In our research study, the sensitivity and specificity of FPG were calculated as 17% and 97%, respectively. With 50% diagnostic sensitivity, HbA1c was found to be stronger than FPG, while it was weaker concerning diagnostic specificity. Contrary to our findings, it was reported that HbA1c had a lower diagnostic sensitivity compared to FPG in a study conducted by retrospectively examining clinical and laboratory information of 35624 patients in Korea.[10, 11]

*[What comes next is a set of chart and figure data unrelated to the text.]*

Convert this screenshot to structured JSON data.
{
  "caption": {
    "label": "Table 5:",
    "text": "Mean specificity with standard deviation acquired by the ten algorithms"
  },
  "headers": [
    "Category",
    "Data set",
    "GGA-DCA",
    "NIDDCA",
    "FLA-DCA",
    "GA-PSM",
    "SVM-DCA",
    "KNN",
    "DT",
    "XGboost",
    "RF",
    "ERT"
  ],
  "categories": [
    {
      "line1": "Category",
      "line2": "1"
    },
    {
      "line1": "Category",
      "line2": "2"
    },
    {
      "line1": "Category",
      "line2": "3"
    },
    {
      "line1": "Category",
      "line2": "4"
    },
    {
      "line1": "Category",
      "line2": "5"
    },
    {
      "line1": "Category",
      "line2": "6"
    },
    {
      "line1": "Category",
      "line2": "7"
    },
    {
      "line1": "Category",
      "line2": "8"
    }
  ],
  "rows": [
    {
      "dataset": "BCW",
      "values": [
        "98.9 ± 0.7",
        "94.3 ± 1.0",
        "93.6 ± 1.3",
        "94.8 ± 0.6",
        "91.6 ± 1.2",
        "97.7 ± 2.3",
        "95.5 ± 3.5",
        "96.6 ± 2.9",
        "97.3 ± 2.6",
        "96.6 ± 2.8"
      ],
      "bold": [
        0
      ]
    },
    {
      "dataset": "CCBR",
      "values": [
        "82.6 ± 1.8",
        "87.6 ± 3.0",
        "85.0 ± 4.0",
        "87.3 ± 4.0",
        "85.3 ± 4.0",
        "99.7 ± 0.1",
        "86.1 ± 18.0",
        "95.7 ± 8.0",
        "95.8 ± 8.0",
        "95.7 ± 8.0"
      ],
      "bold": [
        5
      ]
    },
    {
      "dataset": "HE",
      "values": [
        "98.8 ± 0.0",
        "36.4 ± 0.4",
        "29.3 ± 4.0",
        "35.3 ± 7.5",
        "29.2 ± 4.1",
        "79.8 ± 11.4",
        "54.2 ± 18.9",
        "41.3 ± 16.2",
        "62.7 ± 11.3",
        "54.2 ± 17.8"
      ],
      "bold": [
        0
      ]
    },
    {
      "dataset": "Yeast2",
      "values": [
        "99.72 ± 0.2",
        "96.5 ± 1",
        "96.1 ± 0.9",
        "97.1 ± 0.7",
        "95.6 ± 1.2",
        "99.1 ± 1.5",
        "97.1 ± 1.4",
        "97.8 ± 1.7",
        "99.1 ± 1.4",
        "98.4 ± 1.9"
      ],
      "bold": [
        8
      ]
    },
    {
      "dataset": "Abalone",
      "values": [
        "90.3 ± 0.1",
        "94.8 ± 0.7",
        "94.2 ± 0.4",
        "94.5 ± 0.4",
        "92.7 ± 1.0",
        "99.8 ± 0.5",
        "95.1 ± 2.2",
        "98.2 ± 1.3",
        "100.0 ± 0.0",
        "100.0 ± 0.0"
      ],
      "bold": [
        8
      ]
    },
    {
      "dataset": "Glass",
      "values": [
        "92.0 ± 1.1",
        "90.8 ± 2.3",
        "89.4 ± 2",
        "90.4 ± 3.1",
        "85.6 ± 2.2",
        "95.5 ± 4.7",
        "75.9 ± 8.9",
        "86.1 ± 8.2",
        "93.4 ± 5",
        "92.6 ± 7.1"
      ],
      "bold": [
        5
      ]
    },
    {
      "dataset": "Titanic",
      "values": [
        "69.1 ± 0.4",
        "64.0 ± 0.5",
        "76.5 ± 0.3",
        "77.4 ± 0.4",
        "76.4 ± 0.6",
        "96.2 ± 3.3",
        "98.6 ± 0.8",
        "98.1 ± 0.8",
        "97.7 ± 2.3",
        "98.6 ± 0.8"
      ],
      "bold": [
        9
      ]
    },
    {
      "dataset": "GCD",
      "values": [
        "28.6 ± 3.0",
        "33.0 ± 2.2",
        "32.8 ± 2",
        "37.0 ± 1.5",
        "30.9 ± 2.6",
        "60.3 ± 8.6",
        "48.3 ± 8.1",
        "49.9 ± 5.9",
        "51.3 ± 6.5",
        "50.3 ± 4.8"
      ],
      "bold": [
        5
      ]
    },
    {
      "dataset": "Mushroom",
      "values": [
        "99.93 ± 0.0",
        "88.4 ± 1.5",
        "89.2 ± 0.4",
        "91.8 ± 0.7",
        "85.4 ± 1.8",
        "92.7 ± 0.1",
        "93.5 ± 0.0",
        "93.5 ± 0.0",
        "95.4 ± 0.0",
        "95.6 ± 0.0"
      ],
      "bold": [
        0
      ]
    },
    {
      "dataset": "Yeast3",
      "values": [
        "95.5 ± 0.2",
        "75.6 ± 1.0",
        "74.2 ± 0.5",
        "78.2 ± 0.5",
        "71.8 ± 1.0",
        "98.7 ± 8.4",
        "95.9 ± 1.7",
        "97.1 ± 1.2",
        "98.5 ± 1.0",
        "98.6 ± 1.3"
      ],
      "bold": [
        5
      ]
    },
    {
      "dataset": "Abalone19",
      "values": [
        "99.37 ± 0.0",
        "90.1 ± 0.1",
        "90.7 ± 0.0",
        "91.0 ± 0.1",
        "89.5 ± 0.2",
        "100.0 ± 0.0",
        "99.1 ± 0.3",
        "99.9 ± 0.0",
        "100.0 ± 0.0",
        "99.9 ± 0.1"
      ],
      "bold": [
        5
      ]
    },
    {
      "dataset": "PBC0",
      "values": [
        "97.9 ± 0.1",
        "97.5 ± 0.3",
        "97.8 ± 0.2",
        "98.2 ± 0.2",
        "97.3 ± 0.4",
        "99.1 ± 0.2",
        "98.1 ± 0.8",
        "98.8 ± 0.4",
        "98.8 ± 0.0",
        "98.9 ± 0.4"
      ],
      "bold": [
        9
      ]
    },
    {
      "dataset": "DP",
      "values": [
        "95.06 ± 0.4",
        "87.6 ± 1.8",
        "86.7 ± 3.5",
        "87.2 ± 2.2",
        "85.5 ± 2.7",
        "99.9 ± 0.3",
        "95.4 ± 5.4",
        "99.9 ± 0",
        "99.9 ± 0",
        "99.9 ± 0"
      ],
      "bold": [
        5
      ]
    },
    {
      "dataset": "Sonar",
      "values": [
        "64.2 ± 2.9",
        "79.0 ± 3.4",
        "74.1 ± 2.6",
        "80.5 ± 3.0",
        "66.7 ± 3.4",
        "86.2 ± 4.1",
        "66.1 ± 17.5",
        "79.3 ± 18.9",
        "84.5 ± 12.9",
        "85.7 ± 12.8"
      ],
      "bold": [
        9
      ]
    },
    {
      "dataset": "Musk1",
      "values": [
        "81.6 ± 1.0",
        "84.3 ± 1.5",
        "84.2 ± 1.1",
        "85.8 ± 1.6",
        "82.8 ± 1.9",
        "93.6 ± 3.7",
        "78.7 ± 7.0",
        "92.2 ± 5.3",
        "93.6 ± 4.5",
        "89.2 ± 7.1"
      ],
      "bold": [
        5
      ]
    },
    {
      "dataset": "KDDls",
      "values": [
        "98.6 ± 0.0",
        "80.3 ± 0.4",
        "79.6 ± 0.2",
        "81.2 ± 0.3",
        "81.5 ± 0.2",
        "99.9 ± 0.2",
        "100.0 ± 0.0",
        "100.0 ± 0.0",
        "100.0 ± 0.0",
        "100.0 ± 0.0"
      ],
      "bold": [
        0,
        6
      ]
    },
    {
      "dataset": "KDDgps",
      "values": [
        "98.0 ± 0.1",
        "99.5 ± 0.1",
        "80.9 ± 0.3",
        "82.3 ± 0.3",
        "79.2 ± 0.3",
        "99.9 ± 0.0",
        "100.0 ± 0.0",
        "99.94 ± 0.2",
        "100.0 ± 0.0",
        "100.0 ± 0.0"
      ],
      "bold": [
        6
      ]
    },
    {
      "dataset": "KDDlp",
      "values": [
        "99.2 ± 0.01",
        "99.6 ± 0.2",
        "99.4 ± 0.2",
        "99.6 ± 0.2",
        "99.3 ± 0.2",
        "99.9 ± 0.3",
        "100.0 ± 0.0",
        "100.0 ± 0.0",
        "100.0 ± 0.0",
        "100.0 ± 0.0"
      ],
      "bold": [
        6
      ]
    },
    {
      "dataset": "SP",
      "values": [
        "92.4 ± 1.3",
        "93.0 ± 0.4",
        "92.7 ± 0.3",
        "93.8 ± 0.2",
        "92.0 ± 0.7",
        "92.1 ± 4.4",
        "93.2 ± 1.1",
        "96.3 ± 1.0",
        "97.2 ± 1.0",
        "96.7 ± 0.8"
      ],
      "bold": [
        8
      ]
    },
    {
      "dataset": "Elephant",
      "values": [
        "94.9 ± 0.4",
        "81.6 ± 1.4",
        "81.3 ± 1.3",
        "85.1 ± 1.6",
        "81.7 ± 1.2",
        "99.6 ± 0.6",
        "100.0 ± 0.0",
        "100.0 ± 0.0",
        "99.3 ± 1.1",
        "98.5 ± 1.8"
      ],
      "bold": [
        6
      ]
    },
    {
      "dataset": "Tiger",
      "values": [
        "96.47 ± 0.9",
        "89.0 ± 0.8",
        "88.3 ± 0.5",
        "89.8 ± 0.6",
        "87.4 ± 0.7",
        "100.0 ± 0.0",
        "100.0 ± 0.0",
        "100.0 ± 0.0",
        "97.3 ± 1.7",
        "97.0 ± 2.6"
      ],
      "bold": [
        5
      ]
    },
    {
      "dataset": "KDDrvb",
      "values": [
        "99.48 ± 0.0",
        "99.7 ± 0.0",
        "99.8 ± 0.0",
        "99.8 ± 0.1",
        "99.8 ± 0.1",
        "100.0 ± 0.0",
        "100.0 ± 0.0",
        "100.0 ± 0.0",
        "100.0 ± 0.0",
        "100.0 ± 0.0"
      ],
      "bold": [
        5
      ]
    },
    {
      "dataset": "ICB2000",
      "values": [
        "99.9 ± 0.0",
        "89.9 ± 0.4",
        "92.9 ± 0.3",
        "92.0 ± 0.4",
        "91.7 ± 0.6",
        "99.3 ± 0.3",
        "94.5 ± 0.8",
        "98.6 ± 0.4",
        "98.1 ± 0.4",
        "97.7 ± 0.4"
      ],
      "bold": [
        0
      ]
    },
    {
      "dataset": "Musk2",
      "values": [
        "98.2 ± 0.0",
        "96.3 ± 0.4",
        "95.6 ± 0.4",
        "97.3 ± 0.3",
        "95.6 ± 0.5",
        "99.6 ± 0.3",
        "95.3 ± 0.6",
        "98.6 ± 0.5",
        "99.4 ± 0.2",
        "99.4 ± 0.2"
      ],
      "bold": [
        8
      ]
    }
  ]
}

In our DM screening study, HbA1c could only predict 25% of diabetic, but higher proportion (60%) of the prediabetic patients. On the other hand, measurements of plasma glucose values at 0th and 120th minutes of OGTT could identify 18% of DM and 59% of prediabetic patients. However, FPG could identify 71% of prediabetic, but only 5% of the diabetic individuals. In “The Insulin Resistance Atherosclerosis Study” (IRAS) study conducted on 1008 people in the USA, the incidence of diabetes was found to be 32% based on HbA1c measurements.[12] In addition, in a study conducted by Kim et al.,[13] when the cases were evaluated based on HbA1c levels, a significant increase was observed in the number of prediabetic individuals.

In studies conducted in Europe and China, it has been shown that higher number of prediabetic individuals could be identified based on HbA1c measurements.[14, 15] In contrast, in the NHANES study, the number of prediabetic patients diagnosed based on FPG values was higher than patients detected with HbA1c.[16, 17] We thought that this contrast in studies might be based on ethnic differences. Herman et al. previously reported that the HbA1c level was higher in Asians than other races.[18] In their studies, Okosun et al. detected higher HbA1c values on an average in black people living outside Latin America.[19] This may be due to the variations in erythrocyte half-life and glycation among races and ethnic groups.[20]

The increase in body mass index (BMI) is thought to be another parameter affecting the level of HbA1c. In a study conducted by Incani et al. with obese people, HbA1c values were shown to be significantly higher (p<0.0001) than nonobese individuals.[21] In our retrospective study, we could not include this parameter because of the missing information about the height and weight of the patients. Therefore, we could not evaluate the relationship between HbA1c and BMI.

Our study has some limitations. First of all, there is a restricted access to some data, such as BMI, due to the retrospective nature of our study and missing records. In addition, since this study had not a prospective design, long-term follow-up of the patients could not be realized and changes in laboratory values could not be observed. In conclusion, HbA1c measurement is an easier, faster and reproducible test compared to OGTT and FPG. As its advantage, it is not affected by satiety or the previous meal. The most significant disadvantage of using HbA1c in the diagnosis of DM is that worldwide laboratory standardization is not fully achieved. Besides, HbA1c is affected by factors, such as ethnicity, BMI, and there are debates about its cut-off values.

The data we obtained from our study have shown that HbA1c is a more sensitive test in the diagnosis of DM compared to FPG. It is also possible to say that HbA1c is a more successful test in differentiating healthy individuals than identifying diabetic individuals. Based on this, we can say that the determination of a cut-off value for HbA1c is not quite sufficient for the diagnosis of diabetes. Prospective studies with wider participation on a national/international scale are needed to redefine diagnostic HbA1c cut-off values for prediabetes and DM and to revise diagnostic guidelines accordingly.